En ce qui concerne la décision de refus d’accorder un départ volontaire :
elle est insuffisamment motivée et est entachée d’un défaut d’examen de sa situation ;
elle est entachée d’erreur de fait et d’appréciation dès lors qu’il ne constitue pas une menace à l’ordre public.
En ce qui concerne l’interdiction de retour de deux ans :
— la décision portant interdiction de retour sur le territoire français pendant deux ans est insuffisamment motivée et est entachée d’un défaut d’examen sérieux de sa situation ;
— elle résulte d’une erreur d’appréciation dans l’application des dispositions de l’article L. 612-10 du code de l’entrée et du séjour des étrangers et du droit d’asile et est entachée d’une erreur de droit.
Par un mémoire en défense enregistré le 13 décembre 2024, le préfet de la Seine-Saint-Denis conclut au rejet de la requête.

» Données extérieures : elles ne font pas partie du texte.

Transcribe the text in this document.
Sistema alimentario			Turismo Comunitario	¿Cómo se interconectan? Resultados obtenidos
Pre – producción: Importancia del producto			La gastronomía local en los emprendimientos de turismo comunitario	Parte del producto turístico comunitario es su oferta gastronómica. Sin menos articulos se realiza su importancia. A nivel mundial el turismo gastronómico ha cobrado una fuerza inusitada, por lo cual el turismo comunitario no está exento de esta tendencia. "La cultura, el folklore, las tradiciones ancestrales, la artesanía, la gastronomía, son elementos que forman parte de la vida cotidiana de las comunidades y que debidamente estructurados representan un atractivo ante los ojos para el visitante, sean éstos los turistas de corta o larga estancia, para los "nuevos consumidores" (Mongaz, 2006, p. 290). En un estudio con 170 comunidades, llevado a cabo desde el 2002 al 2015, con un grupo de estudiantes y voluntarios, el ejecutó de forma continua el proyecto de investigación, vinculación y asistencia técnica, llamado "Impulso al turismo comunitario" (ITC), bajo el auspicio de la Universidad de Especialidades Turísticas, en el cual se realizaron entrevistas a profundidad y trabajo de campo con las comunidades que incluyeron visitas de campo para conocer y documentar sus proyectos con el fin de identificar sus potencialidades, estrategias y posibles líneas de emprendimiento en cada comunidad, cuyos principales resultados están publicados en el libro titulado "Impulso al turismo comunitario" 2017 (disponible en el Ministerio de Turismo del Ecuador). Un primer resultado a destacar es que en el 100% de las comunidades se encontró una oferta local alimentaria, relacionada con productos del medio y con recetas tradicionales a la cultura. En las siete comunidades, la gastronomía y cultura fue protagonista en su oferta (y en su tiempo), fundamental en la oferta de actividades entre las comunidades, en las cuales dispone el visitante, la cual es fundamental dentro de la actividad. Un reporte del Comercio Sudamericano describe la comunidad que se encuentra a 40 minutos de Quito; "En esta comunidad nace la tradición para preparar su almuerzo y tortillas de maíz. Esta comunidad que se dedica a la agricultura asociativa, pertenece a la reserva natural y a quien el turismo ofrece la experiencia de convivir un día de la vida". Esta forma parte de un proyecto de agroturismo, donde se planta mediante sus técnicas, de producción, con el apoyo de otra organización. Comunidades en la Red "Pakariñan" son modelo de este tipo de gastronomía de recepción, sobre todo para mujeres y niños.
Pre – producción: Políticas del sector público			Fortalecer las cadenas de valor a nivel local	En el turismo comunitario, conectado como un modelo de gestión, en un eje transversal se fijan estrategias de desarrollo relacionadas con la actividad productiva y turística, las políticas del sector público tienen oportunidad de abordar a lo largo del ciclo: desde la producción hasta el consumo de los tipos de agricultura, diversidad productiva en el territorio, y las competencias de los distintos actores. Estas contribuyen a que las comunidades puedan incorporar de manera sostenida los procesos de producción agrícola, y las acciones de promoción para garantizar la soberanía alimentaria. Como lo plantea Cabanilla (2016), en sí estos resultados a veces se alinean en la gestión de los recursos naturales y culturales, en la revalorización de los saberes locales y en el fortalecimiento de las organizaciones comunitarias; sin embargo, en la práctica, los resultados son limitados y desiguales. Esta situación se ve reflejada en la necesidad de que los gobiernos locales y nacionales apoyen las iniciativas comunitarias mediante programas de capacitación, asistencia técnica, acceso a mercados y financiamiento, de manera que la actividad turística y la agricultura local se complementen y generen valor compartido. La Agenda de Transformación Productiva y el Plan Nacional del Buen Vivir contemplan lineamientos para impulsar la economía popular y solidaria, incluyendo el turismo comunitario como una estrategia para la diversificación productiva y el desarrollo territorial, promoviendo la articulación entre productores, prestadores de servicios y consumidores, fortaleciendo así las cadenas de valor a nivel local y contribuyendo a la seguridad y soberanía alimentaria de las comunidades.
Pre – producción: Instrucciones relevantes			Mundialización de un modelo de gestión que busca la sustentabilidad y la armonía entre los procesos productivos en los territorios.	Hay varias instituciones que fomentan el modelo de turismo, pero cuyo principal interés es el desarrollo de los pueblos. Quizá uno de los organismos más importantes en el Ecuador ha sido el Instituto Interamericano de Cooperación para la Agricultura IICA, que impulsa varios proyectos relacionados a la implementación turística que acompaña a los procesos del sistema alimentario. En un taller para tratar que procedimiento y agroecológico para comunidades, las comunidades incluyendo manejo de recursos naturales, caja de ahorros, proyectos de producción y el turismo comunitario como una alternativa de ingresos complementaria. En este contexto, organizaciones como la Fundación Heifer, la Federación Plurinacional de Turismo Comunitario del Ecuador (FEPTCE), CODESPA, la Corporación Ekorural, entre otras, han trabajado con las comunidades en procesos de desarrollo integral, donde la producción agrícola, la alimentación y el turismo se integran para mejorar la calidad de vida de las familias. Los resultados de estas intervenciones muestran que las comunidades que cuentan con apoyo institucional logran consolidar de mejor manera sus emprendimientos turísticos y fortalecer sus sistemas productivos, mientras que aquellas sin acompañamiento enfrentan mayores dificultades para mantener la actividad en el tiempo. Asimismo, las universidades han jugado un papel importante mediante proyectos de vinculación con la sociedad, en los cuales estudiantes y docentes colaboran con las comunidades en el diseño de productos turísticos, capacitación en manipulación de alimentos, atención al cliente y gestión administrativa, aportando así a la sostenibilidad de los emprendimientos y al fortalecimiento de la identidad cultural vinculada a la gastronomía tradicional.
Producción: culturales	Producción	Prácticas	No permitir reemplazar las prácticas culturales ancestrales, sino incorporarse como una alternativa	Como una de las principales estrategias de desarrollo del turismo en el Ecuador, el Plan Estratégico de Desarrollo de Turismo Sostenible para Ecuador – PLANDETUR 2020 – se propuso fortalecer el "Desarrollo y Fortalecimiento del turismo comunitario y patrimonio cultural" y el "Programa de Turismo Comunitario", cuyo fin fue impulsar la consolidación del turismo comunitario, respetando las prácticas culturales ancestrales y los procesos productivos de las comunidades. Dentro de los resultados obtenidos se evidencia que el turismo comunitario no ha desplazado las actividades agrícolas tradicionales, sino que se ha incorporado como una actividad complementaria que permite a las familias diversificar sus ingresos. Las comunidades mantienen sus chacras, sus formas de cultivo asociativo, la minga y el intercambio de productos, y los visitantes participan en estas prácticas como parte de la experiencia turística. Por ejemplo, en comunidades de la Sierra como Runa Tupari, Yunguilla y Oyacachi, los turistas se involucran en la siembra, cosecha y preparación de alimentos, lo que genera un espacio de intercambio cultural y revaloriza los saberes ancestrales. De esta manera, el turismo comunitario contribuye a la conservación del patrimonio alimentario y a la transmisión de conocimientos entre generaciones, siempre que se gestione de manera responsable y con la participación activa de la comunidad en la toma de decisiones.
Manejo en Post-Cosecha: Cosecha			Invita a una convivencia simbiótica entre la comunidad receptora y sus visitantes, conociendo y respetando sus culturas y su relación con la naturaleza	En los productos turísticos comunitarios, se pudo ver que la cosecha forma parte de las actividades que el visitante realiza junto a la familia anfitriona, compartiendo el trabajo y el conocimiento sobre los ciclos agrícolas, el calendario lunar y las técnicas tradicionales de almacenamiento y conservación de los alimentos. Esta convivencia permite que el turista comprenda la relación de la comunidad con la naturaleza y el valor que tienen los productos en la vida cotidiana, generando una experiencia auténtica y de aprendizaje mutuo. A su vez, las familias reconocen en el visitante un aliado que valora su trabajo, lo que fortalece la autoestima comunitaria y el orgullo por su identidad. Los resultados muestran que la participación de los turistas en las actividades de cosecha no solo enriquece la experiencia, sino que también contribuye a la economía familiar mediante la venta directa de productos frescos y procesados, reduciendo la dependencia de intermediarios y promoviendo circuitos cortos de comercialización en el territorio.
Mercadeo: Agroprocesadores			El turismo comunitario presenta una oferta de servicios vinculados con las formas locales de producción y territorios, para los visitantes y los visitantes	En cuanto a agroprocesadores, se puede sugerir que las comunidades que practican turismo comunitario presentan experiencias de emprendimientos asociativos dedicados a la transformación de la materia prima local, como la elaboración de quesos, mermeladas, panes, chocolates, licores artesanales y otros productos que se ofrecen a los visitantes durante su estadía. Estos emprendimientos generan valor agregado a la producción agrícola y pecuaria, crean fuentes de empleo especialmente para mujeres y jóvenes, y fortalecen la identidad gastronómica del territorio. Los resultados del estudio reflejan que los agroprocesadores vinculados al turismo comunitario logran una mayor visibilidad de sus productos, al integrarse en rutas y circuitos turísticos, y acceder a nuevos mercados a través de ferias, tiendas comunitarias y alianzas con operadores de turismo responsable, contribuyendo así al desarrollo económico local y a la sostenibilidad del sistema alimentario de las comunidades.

Le préfet fait valoir que la requête est infondée.
Les parties ont été informées le 11 août 2025, en application de l’article R. 611-7 du code de justice administrative, de ce que le tribunal était susceptible de soulever d’office le moyen tiré de la substitution des dispositions du 3° de l’article L. 611-1 du code de l’entrée et du séjour des étrangers et du droit d’asile à celles du 1° du même article, comme base légale de la décision faisant obligation à M. C… de quitter le territoire français.
Par deux mémoires, enregistré les 27 et 28 août 2025, M. C… a présenté des observations sur la substitution envisagée par le tribunal.
Vu les autres pièces du dossier.
Vu :
— la convention européenne de sauvegarde des droits de l’homme et des libertés fondamentales ;
— l’accord franco-algérien du 27 décembre 1968 modifié ;
— le code de l’entrée et du séjour des étrangers et du droit d’asile ;
— le code de justice administrative.
Les parties ont été régulièrement averties du jour de l’audience.
Le rapporteur public a été dispensé, sur sa proposition, de prononcer ses conclusions à l’audience.
Ont été entendus au cours de l’audience publique :
— le rapport de Mme Gaullier-Chatagner ;
— et les observations de Me Benzerrouki, substituant Me Boudjellal, avocat du requérant.
Considérant ce qui suit :
M. C…, ressortissant algérien né le 12 avril 1994, est entré en France, en dernier lieu, le 19 janvier 2024 selon ses déclarations. Par un arrêté du 20 août 2024 dont il demande l’annulation, le préfet de la Seine-Saint-Denis l’a obligé, sous l’identité de M. A… se disant Bonchettara, à quitter le territoire français sans délai, a fixé le pays vers lequel il pourra être éloigné d’office et lui a interdit de retourner sur le territoire français pendant deux ans.
Sur les conclusions à fin d’annulation :
En ce qui concerne le moyen commun à l’ensemble des décisions :
Aux termes de l’article 41 de la charte des droits fondamentaux de l’Union européenne : « 1. Toute personne a le droit de voir ses affaires traitées impartialement, équitablement et dans un délai raisonnable par les institutions et organes de l’Union. / 2. Ce droit comporte notamment : / – le droit de toute personne d’être entendue avant qu’une mesure individuelle qui l’affecterait défavorablement ne soit prise à son encontre (…) ».
Le droit d’être entendu implique que l’autorité préfectorale, avant de prendre à l’encontre d’un étranger une décision portant obligation de quitter le territoire français, mette l’intéressé à même de présenter ses observations écrites et lui permette, sur sa demande, de faire valoir des observations orales, de telle sorte qu’elle puisse faire connaître, de manière utile et effective, son point de vue sur la mesure envisagée avant qu’elle n’intervienne. Il n’implique toutefois pas que l’administration ait l’obligation de mettre l’intéressé à même de présenter ses observations de façon spécifique sur la décision l’obligeant à quitter le territoire français.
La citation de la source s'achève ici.